Gan Jiayue did not dodge the issue at the performance meeting. "In 2026 the group will prioritize all resources for international business." Plans for over 1,300 overseas stores within the year, Galaxy’s top-selling products go global, Lynk & Co leverages Volvo channels in Europe for volume. Exports have consecutively exceeded 60,000 units in the first two months of 2026, up 129% year-on-year.

Geely previously disclosed an overseas target of 640,000 units; Gui Shengyue revealed this year’s internal challenge target of 750,000.

Geely has Proton, a Renault Brazil JV, and Volvo’s European resources. These assets are not held by other independent brands, but so far have not truly translated into export scale. 2026 is the key year to test whether these assets can transform from “strategic layout” to “real sales.”

The annual target of 3.45 million vehicles is only up 14%, capital expenditure budget of 16 billion is less than last year’s actual 17.9 billion. Expansion pace is slowing, efficiency weight rising.

At the end of the performance meeting, Gui Shengyue said: "We have built the most comprehensive science and technology ecosystem among Chinese car companies. From cockpit, autonomous driving, chips, batteries, to future mobility, which company besides Geely has such a well-rounded layout?"

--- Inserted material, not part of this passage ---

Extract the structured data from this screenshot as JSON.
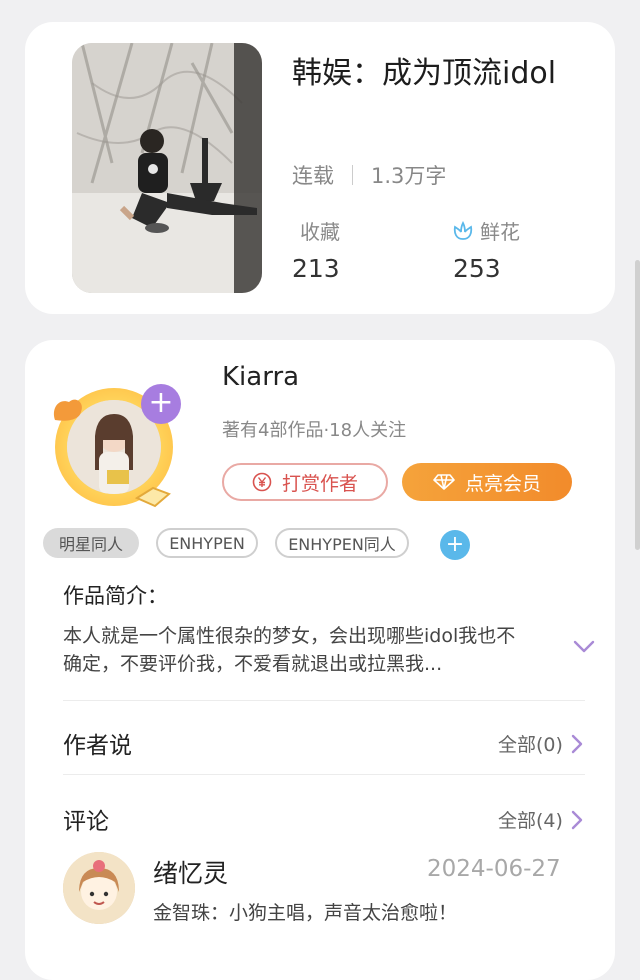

Two and a half years ago he said at a performance meeting: every financial report in the future would be a new sales milestone. In 2025, this was realized.

"In all likelihood, every financial report in the future, core scale net profit will be a new historical high." This is the new promise.

Next up, they must deliver domestic number one. Can integration dividends be released in time, can exports turn from a 14% weakness to a growth engine, and after competition shifts from incremental growth to stock competition, is Geely’s system capability strong enough in China’s car market? The answers will be seen in 2026.